Something similar to this probably exists in all kinds of chip design shops all
over the country. It’d be nice if there was a robust, full-featured open
source version of such a thing.

So you essentially have a Verilog parser written in Ruby?

Is this something that you could release?

Phil

No, although that would be kind of neat and useful to share. I wish that I
did.

It’s a SWIG/Ruby wrapper around a C++ project. One of the C++ project’s
abilities is to parse verilog (via a C lex/yacc parser linked in). Really it’s
a logical connectivity database, with optional extensions for VLSI artwork.
Kind of a poor man’s OpenAccess database (http://openeda.org).

Now there would be a useful addition for Ruby EDA… Ruby bindings to
OpenAccess. Not a trivial project though.

There are a few open source lex and yacc files for parsing verilog. I wonder
if anyone has used racc or some other Ruby tool to make a Ruby verilog parser?
That would be a very handy addition to a rubyEDA website.

···

On Apr 4, Phil Tomson wrote:

So you essentially have a Verilog parser written in Ruby?

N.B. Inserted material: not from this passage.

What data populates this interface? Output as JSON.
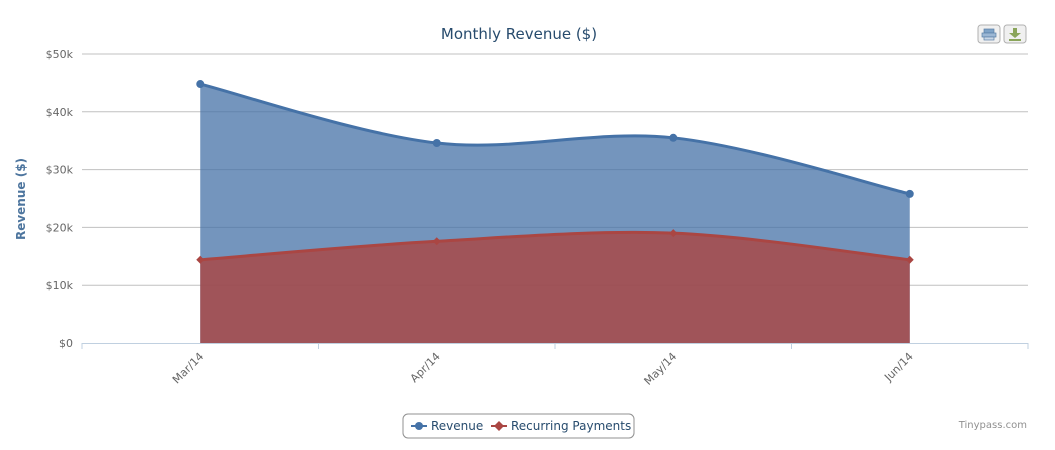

Is this something that you could release?

Phil


---------------------------------------------- | --------------------------
Brett Williams | (970) 288-0475

Agilent Technologies brett_williams@agilent.com

In article 20030403231708.GA31723@vor-lord.ftc.agilent.com,

···

Brett H. Williams brett_williams@agilent.com wrote:

On Apr 4, Phil Tomson wrote:

So you essentially have a Verilog parser written in Ruby?

Is this something that you could release?

Phil

No, although that would be kind of neat and useful to share. I wish that I
did.

It’s a SWIG/Ruby wrapper around a C++ project. One of the C++ project’s
abilities is to parse verilog (via a C lex/yacc parser linked in). Really it’s
a logical connectivity database, with optional extensions for VLSI artwork.
Kind of a poor man’s OpenAccess database (http://openeda.org).

Now there would be a useful addition for Ruby EDA… Ruby bindings to
OpenAccess. Not a trivial project though.

There are a few open source lex and yacc files for parsing verilog. I wonder
if anyone has used racc or some other Ruby tool to make a Ruby verilog parser?
That would be a very handy addition to a rubyEDA website.

Or, I wonder how hard it might be to wrap the Icarus Verilog parser so
that it was accessable from Ruby. I’m not sure how seperate the Icarus
parser is from the rest of the simulation engine.